他自认为做足了相见的准备,无论是蛇岐八家精锐的重重包围,还是自从得知对方还活着以后的心理建设,哪怕今日所见的是设下陷阱对自己拔刀相向的猛鬼众的龙王风间琉璃。
可他唯独没有想到,他见到的人是源稚女,那个被自己亲手杀死并埋在井中的弟弟。只是一个照面,他的胸口便发堵,喉间哽得厉害。
源稚生的沉默和异常表现全都看在了顾谶他们的眼里,此刻除了路明非和源稚女还缩在天台边不动,其余人都参与进了清理死侍的行动中,就连芬格尔都大叫着撞向了一头相较其他死侍要瘦一圈的女性死侍。

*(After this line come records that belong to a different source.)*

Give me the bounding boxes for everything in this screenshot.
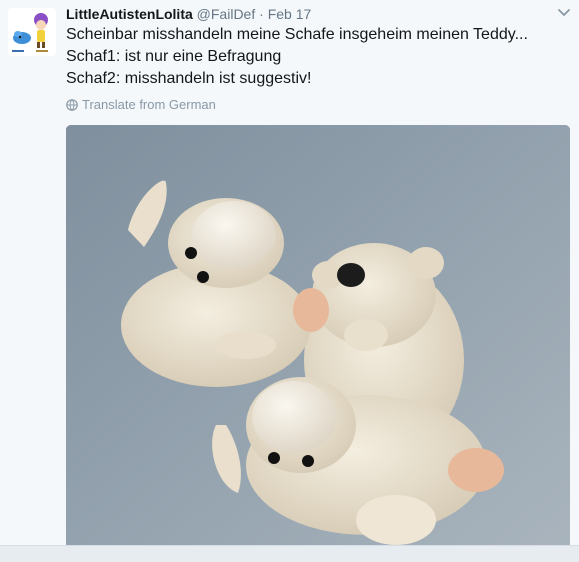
separator-dot: · bbox=[259, 6, 264, 22]
user-handle[interactable]: @FailDef bbox=[197, 6, 256, 22]
tweet[interactable]: LittleAutistenLolita @FailDef · Feb 17 S… bbox=[0, 0, 579, 545]
tweet-header: LittleAutistenLolita @FailDef · Feb 17 bbox=[66, 6, 311, 22]
avatar[interactable] bbox=[8, 8, 56, 56]
tweet-photo[interactable] bbox=[66, 125, 570, 545]
translate-link[interactable]: Translate from German bbox=[66, 97, 216, 112]
display-name[interactable]: LittleAutistenLolita bbox=[66, 6, 193, 22]
tweet-date[interactable]: Feb 17 bbox=[268, 6, 312, 22]
tweet-text-line: Scheinbar misshandeln meine Schafe insge… bbox=[66, 26, 528, 43]
globe-icon bbox=[66, 98, 78, 111]
translate-label: Translate from German bbox=[82, 97, 216, 112]
chevron-down-icon[interactable] bbox=[557, 6, 571, 20]
avatar-image bbox=[8, 8, 56, 56]
scrollbar-track[interactable] bbox=[0, 545, 579, 562]
tweet-text-line: Schaf1: ist nur eine Befragung bbox=[66, 48, 282, 65]
tweet-text: Scheinbar misshandeln meine Schafe insge… bbox=[66, 24, 528, 90]
tweet-text-line: Schaf2: misshandeln ist suggestiv! bbox=[66, 70, 312, 87]
plush-toys-photo bbox=[66, 125, 570, 545]
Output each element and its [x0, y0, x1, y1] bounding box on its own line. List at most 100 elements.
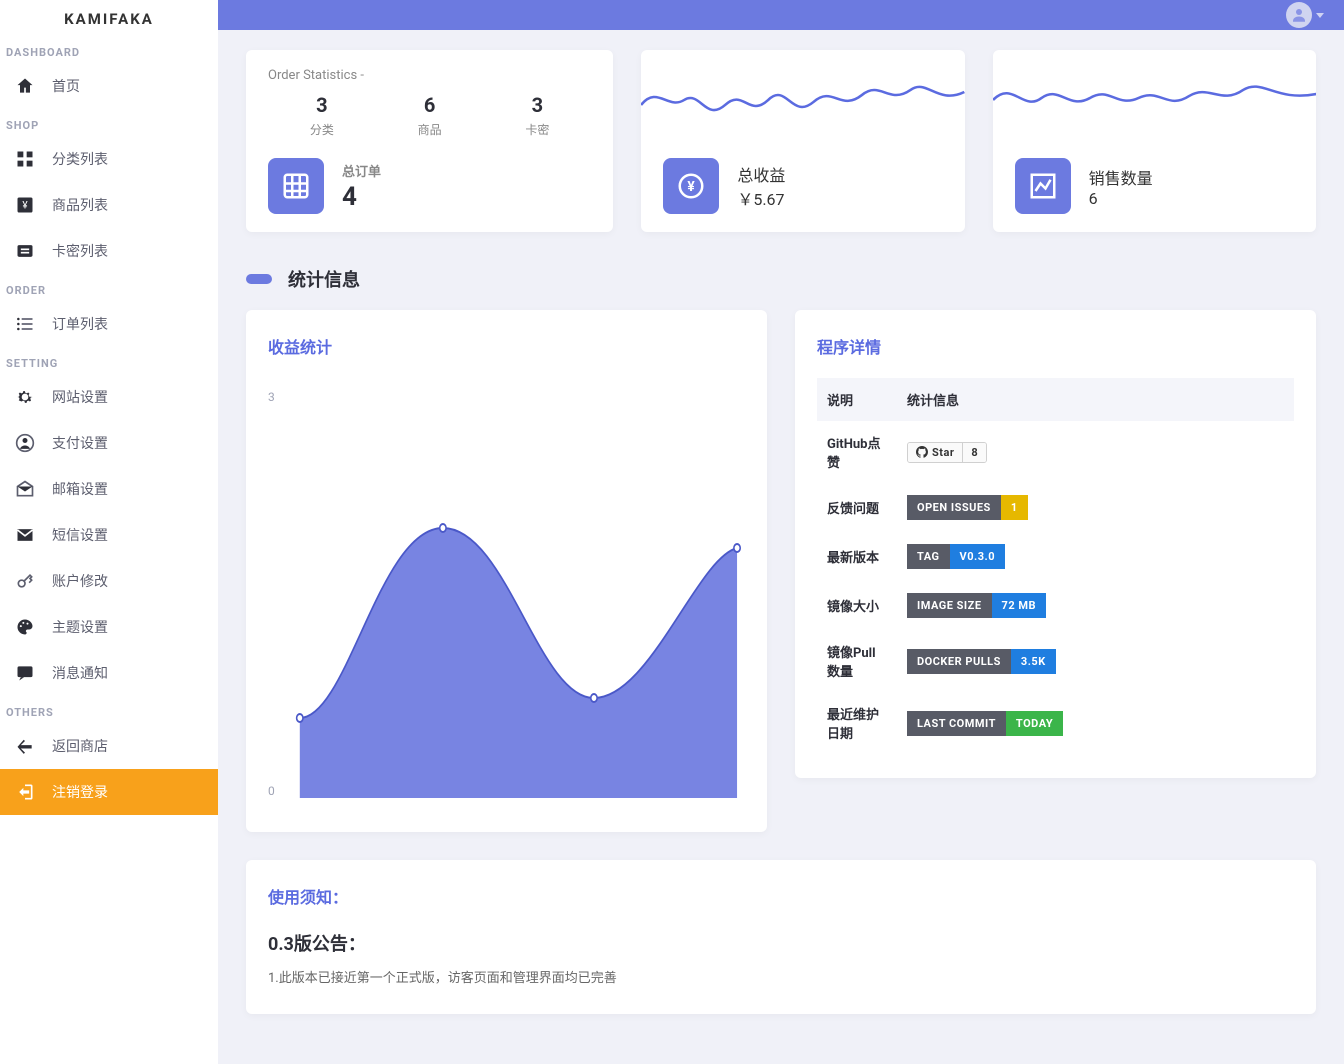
- revenue-label: 总收益: [737, 162, 785, 186]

源稚女也愣在了那里,他的眼神忽而迷茫忽而怨毒,表情也随之变幻,一下是欣喜一下满是仇恨,他的眼角不自觉地淌下泪来,扶着墙壁的指节因用力而泛白。
然后在路明非懵然的表情中,坚硬的砖墙被抓破了,被那比女孩还柔弱纤细的手。
在怪异的杀戮声和嘶鸣声里,‘咔嗒’的一声轻响却如撞钟般清晰,令人头皮发麻,那是把唱针头放在老式唱片上的声音,但情人旅馆里有这种小资的调调吗?
不过周围都是旧式的老楼,说不定就有人有收藏,可在这种天气和环境里,谁会有这种闲情逸致,而在天台上又怎么可能听见?
一掌将死侍的脖子掰断的顾谶神色微变,似乎想到了什么,顿时朝路明非跟源稚女喊道:“到我这边来!”
就在这时,沉闷的音乐声笼罩了四周,不光是天台,仿佛周围都成了音浪的海洋,好似有成千上万人围绕着他们,敲响了那种令人战栗的木梆子!